My list of domains to scrape started with the top 1,000 Alexa sites to represent the 'popular' and 'large' end of the spectrum. They provide a CSV report of their top 1 million sites by trailing month traffic rank, so I included the top 1,000 from that.
To fill in the rest of the list of domains to survey I randomly sampled Quick Left's mailing list, which is a mix of past and potential clients, employees, fans, and other folks from around the world. I considered just sampling the top million list from Alexa randomly, but even the top million properties still includes larger sites compared to the estimated 271 million domains registered worldwide, so our mailing list was hopefully a better sample that could include MVPs, personal sites, and other 'scrappy' web properties.

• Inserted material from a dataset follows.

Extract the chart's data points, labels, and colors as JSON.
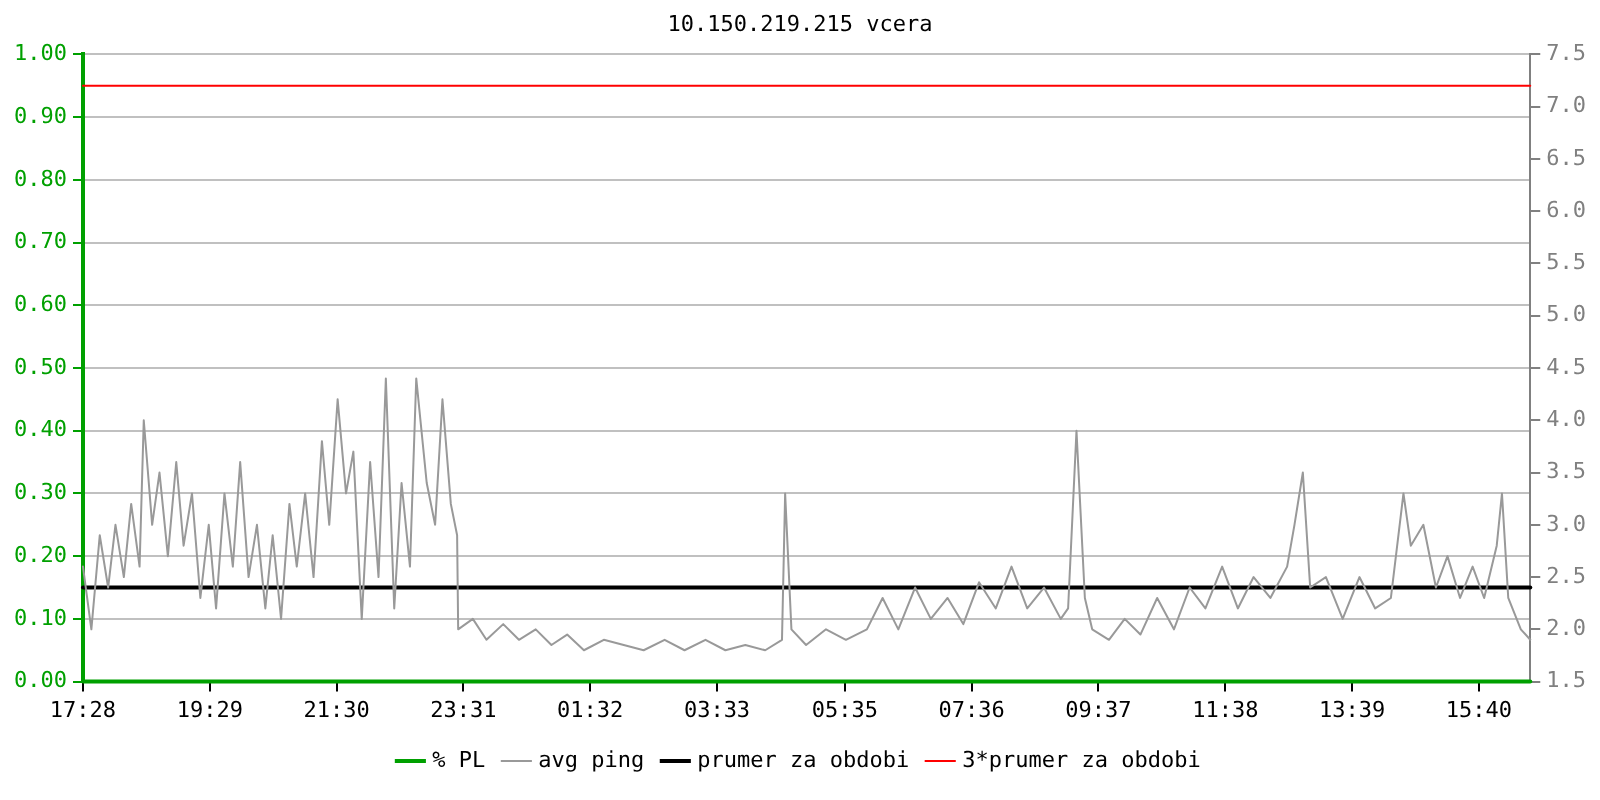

The final list contained 10,400 domains that are roughly a representative sample of the internet. From these domains, I downloaded all of the CSS files linked from their main page with:
cat domains.txt | xargs -I % wget http://% -r -A '*.css*' -H --follow-tags=link
This process collected about 28,000 CSS files in total from those 10,400 domains. These were run through a CSS parser node module which let me save around 8.7 million records of selector, property, and value (e.g.
span.important, font-weight, bold). These were saved in Postgres, and heavily indexed for exploration.